Dan Brown set the bar for religious thrillers. But it is debatable if he himself could repeat the success of the The Da Vinci Code. Religious thrillers are the new kids on the block and I have reviewed some of them on this blog before. Pentecost is the first book of a trilogy and is currently available free for the Kindle.
The most attractive thing about Pentecost for me is the author. I have been reading Joanna Penn’s blog off and on for the last few years. She is quite the authority on book marketing and many wannabe writers hang on to her every word of advice when it comes to resources for authors. I was eager to see her wearing the author hat. That might have been a bit unfair to her because my expectations were already high. Plus the genre is such that the reader will either get hooked or be bored out of their mind.
Morgan Sierra comes from a split family and has been raised in Israel by her father. Her mother had stayed back in England with her twin. Several years later, the two twins have just reconciled and are finally close to each other. Their parents are dead, so is Morgan’s soldier husband. Morgan is currently a professor at Oxford and her interest lies in the grey area between psychology and religion – call it the occult or the supernatural or that which cannot be explained.
There is a comet speeding toward Earth, one that hasn’t come by since Christ’s resurrection. There are some fanatics who think that similar miracles will happen at this time, provided they have all twelve stones of the Apostles. Morgan is sucked into this when her sister and niece are kidnapped by a crazy American called Everett. Everett seeks these miracles to heal his terminally ill brother.
Arkane is a secret organization that literally lives in an underground network below the streets of Oxford. They collect and preserve little known treasures of the world, things that may have historical value, and unconventional power. They want to safeguard the Apostle’s stones so they don’t fall into the wrong hands. Morgan has only a few days to hunt for and gather all the stones if she wants to see her sister alive. Arkane offers help, and the hunt for the stones begins.
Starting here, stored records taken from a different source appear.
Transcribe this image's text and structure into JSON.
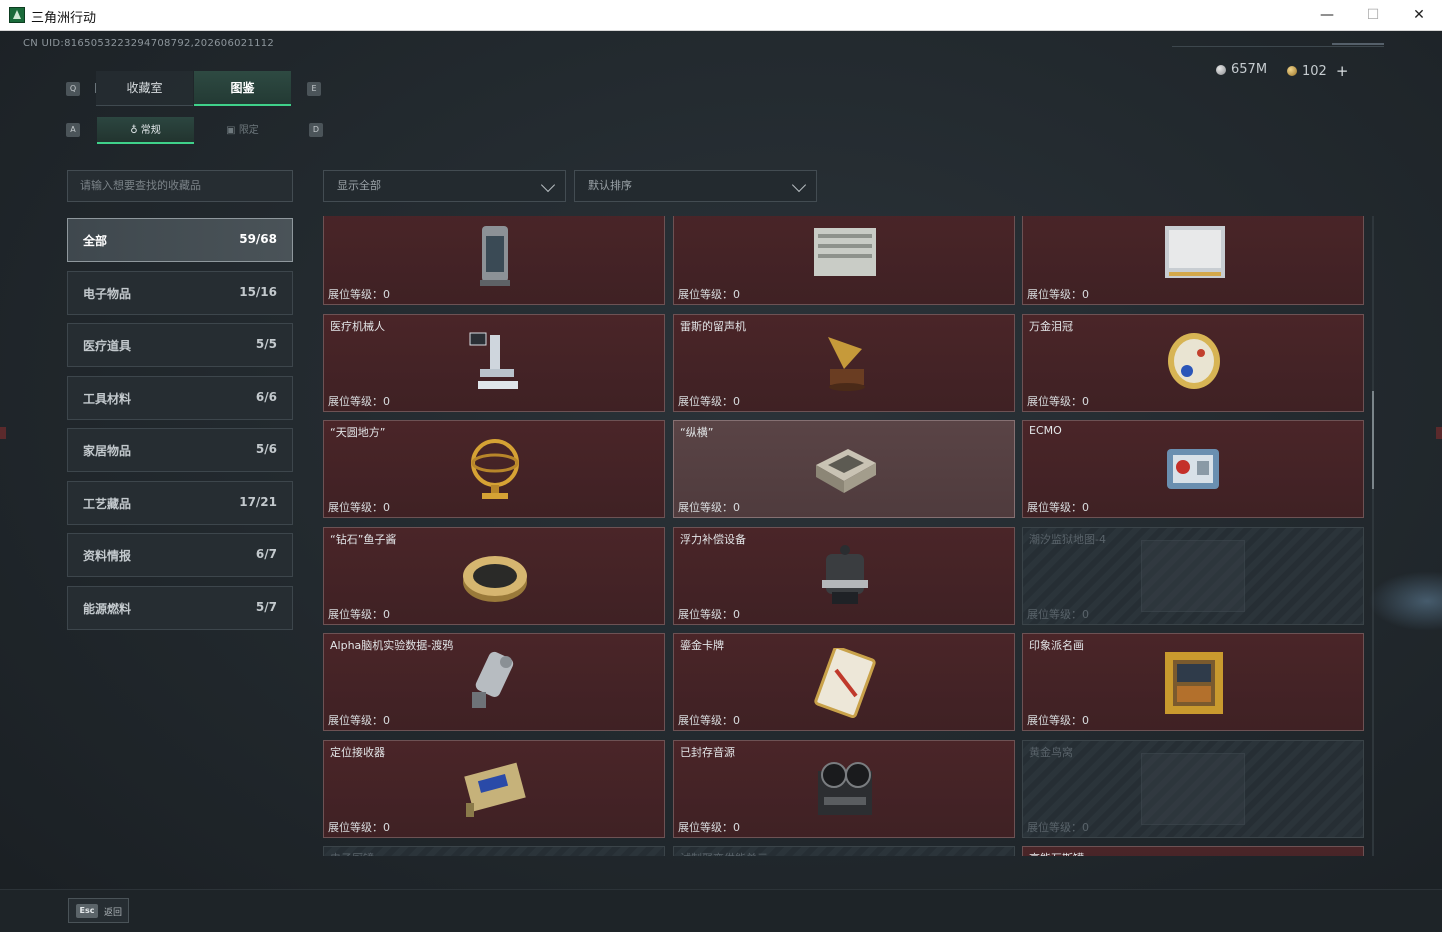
{
  "window": {
    "title": "三角洲行动",
    "minimize": "—",
    "maximize": "☐",
    "close": "✕"
  },
  "header": {
    "uid": "CN UID:8165053223294708792,202606021112",
    "currency": [
      {
        "icon": "silver-coin-icon",
        "value": "657M"
      },
      {
        "icon": "gold-coin-icon",
        "value": "102"
      }
    ],
    "plus": "+"
  },
  "key_hints": {
    "q": "Q",
    "e": "E",
    "a": "A",
    "d": "D"
  },
  "tabs": [
    {
      "label": "收藏室",
      "active": false
    },
    {
      "label": "图鉴",
      "active": true
    }
  ],
  "subtabs": [
    {
      "label": "常规",
      "active": true
    },
    {
      "label": "限定",
      "active": false
    }
  ],
  "search": {
    "placeholder": "请输入想要查找的收藏品"
  },
  "filters": {
    "show": "显示全部",
    "sort": "默认排序"
  },
  "categories": [
    {
      "label": "全部",
      "count": "59/68",
      "active": true
    },
    {
      "label": "电子物品",
      "count": "15/16",
      "active": false
    },
    {
      "label": "医疗道具",
      "count": "5/5",
      "active": false
    },
    {
      "label": "工具材料",
      "count": "6/6",
      "active": false
    },
    {
      "label": "家居物品",
      "count": "5/6",
      "active": false
    },
    {
      "label": "工艺藏品",
      "count": "17/21",
      "active": false
    },
    {
      "label": "资料情报",
      "count": "6/7",
      "active": false
    },
    {
      "label": "能源燃料",
      "count": "5/7",
      "active": false
    }
  ],
  "items": [
    {
      "name": "",
      "level": "展位等级：0",
      "state": "owned",
      "icon": "lantern-device-icon"
    },
    {
      "name": "",
      "level": "展位等级：0",
      "state": "owned",
      "icon": "server-box-icon"
    },
    {
      "name": "",
      "level": "展位等级：0",
      "state": "owned",
      "icon": "battery-pack-icon"
    },
    {
      "name": "医疗机械人",
      "level": "展位等级：0",
      "state": "owned",
      "icon": "medical-robot-icon"
    },
    {
      "name": "雷斯的留声机",
      "level": "展位等级：0",
      "state": "owned",
      "icon": "gramophone-icon"
    },
    {
      "name": "万金泪冠",
      "level": "展位等级：0",
      "state": "owned",
      "icon": "jeweled-egg-icon"
    },
    {
      "name": "“天圆地方”",
      "level": "展位等级：0",
      "state": "owned",
      "icon": "armillary-sphere-icon"
    },
    {
      "name": "“纵横”",
      "level": "展位等级：0",
      "state": "highlighted",
      "icon": "chess-box-icon"
    },
    {
      "name": "ECMO",
      "level": "展位等级：0",
      "state": "owned",
      "icon": "ecmo-machine-icon"
    },
    {
      "name": "“钻石”鱼子酱",
      "level": "展位等级：0",
      "state": "owned",
      "icon": "caviar-tin-icon"
    },
    {
      "name": "浮力补偿设备",
      "level": "展位等级：0",
      "state": "owned",
      "icon": "diving-gear-icon"
    },
    {
      "name": "潮汐监狱地图-4",
      "level": "展位等级：0",
      "state": "locked",
      "icon": "map-icon"
    },
    {
      "name": "Alpha脑机实验数据-渡鸦",
      "level": "展位等级：0",
      "state": "owned",
      "icon": "data-canister-icon"
    },
    {
      "name": "鎏金卡牌",
      "level": "展位等级：0",
      "state": "owned",
      "icon": "gold-card-icon"
    },
    {
      "name": "印象派名画",
      "level": "展位等级：0",
      "state": "owned",
      "icon": "framed-painting-icon"
    },
    {
      "name": "定位接收器",
      "level": "展位等级：0",
      "state": "owned",
      "icon": "receiver-module-icon"
    },
    {
      "name": "已封存音源",
      "level": "展位等级：0",
      "state": "owned",
      "icon": "reel-recorder-icon"
    },
    {
      "name": "黄金鸟窝",
      "level": "展位等级：0",
      "state": "locked",
      "icon": "bird-nest-icon"
    },
    {
      "name": "电子厨镜",
      "level": "",
      "state": "locked",
      "icon": "unknown-icon"
    },
    {
      "name": "试制聚变供能单元",
      "level": "",
      "state": "locked",
      "icon": "unknown-icon"
    },
    {
      "name": "高能瓦斯罐",
      "level": "",
      "state": "owned",
      "icon": "gas-canister-icon"
    }
  ],
  "footer": {
    "key": "Esc",
    "label": "返回"
  },
  "colors": {
    "accent": "#3fd18a",
    "tile_owned": "#4a2528",
    "tile_locked": "#262e34"
  }
}
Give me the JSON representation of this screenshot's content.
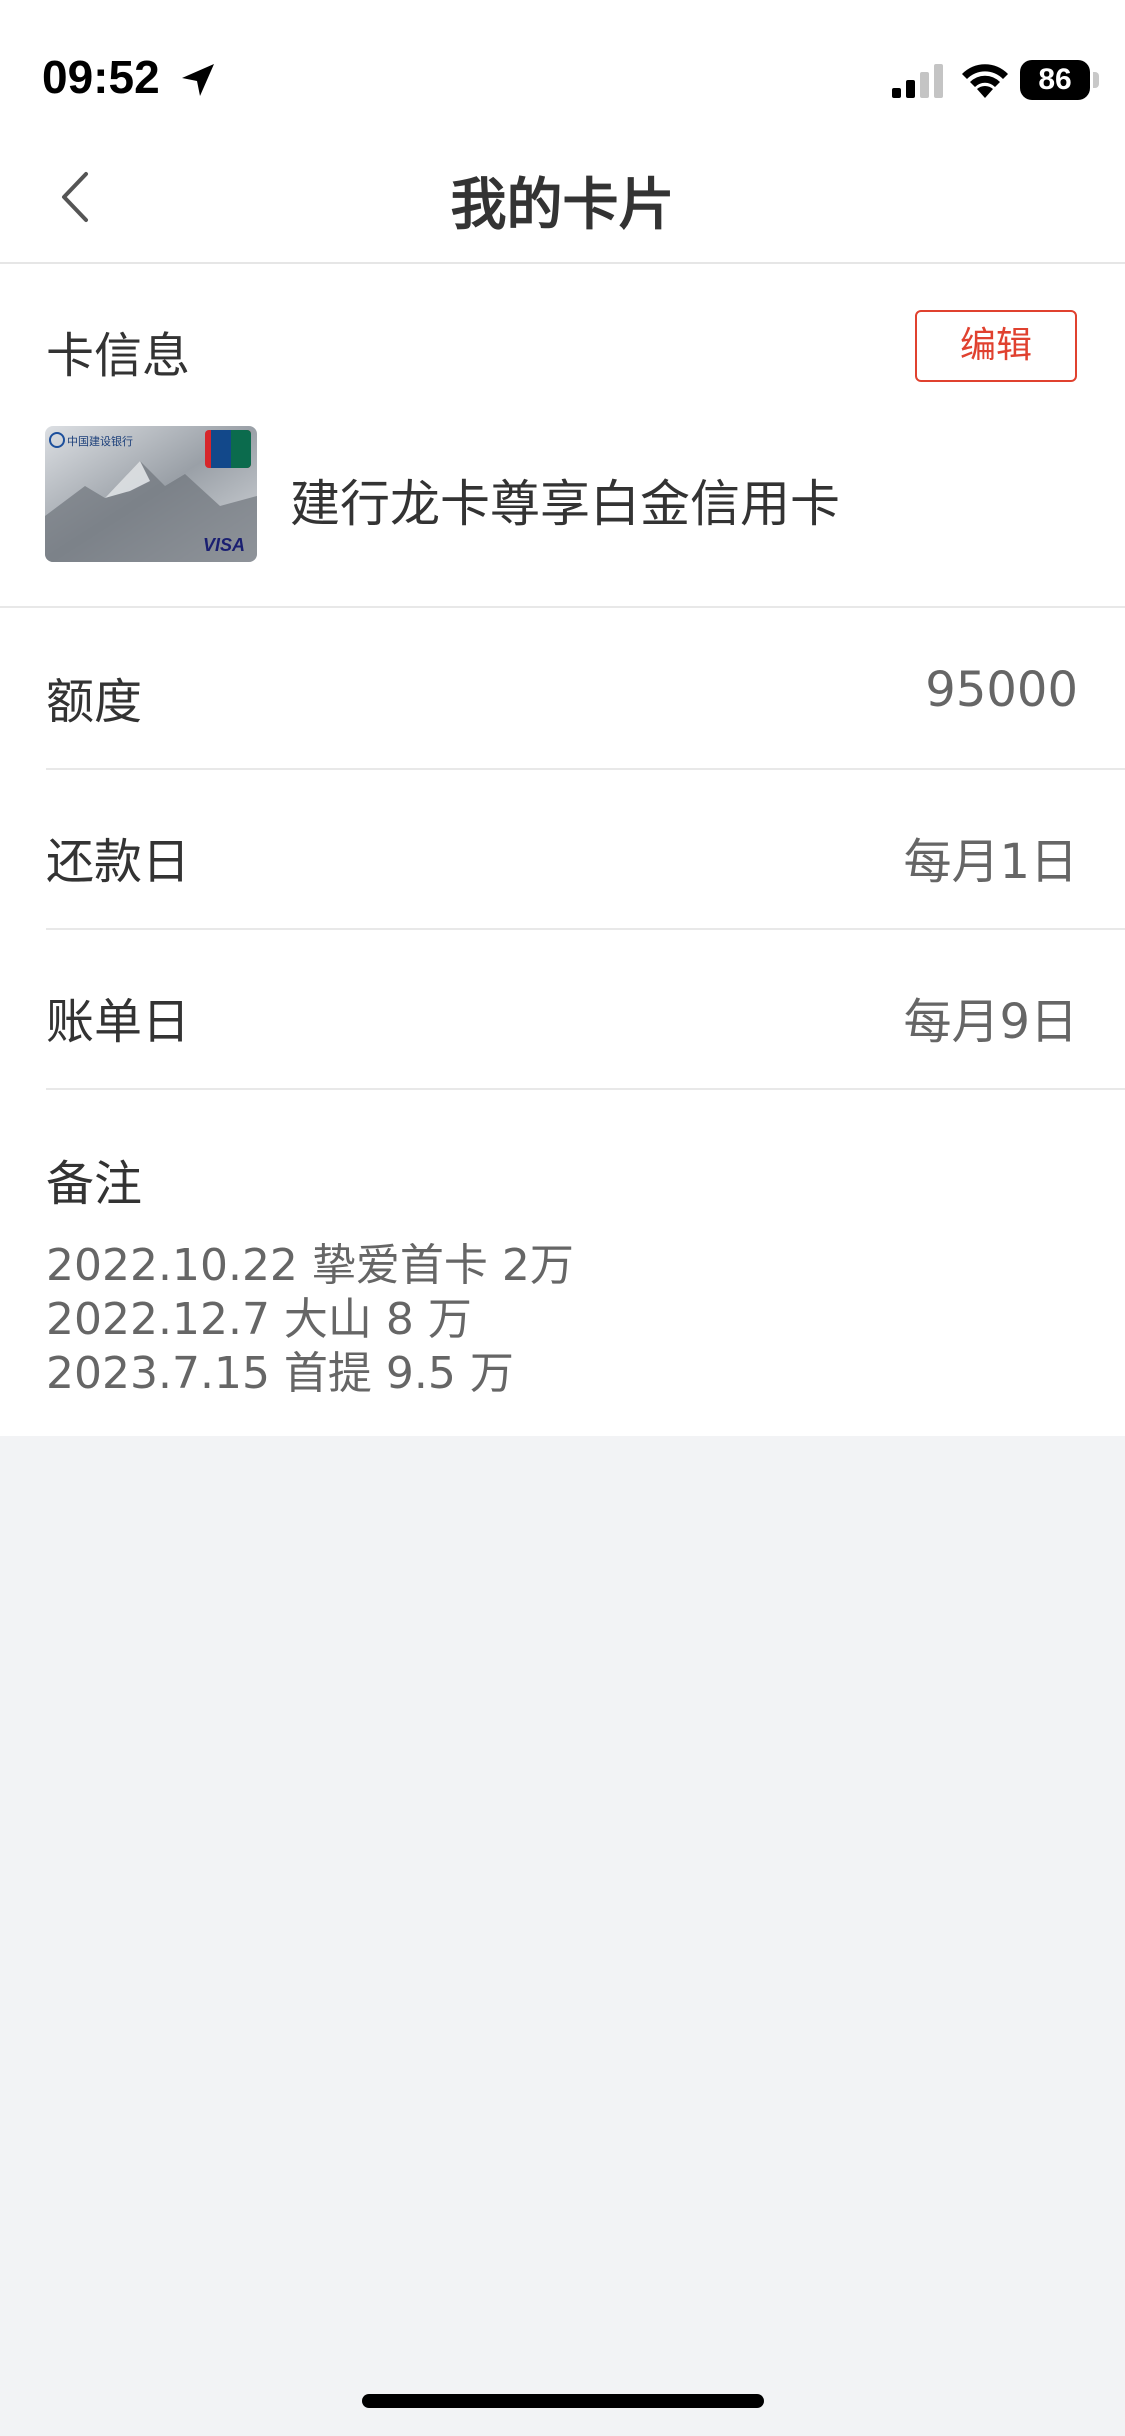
{
  "status_bar": {
    "time": "09:52",
    "battery": "86",
    "icons": [
      "location-arrow-icon",
      "cellular-signal-icon",
      "wifi-icon",
      "battery-icon"
    ]
  },
  "nav": {
    "title": "我的卡片",
    "back_icon": "chevron-left-icon"
  },
  "card_info": {
    "section_title": "卡信息",
    "edit_label": "编辑",
    "card_name": "建行龙卡尊享白金信用卡",
    "card_image": {
      "bank_text": "中国建设银行",
      "network_text": "VISA",
      "unionpay_text": "UnionPay 银联"
    }
  },
  "details": [
    {
      "label": "额度",
      "value": "95000"
    },
    {
      "label": "还款日",
      "value": "每月1日"
    },
    {
      "label": "账单日",
      "value": "每月9日"
    }
  ],
  "notes": {
    "title": "备注",
    "lines": [
      "2022.10.22 挚爱首卡 2万",
      "2022.12.7 大山 8 万",
      "2023.7.15 首提 9.5 万"
    ]
  },
  "colors": {
    "accent": "#e0412f",
    "background": "#f2f3f5",
    "text_primary": "#333333",
    "text_secondary": "#666666"
  }
}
The book offers a fast chase that moves from continent to continent and to many fascinating countries and landmarks. As the author tells us in her notes, she has actually been to all these places which is no mean feat. How many authors can vouch for that? The story is more about the chase and there is less of the mystery element. I missed the suspense or thrill of solving a puzzle that other religious thrillers I have read offered. There is some deduction required of our heroine toward the end of the book and I enjoyed reading that part.
Pentecost is well researched and will dazzle you with a lot of facts and history that you may not be aware of. If Morgan Sierra is truly Joanna Penn’s alter ego, she is a formidable personality indeed. The characters are deep and likable which is important in a series. There are also hints about some mystery in Morgan’s life that is not yet revealed, a perfect teaser for upcoming books.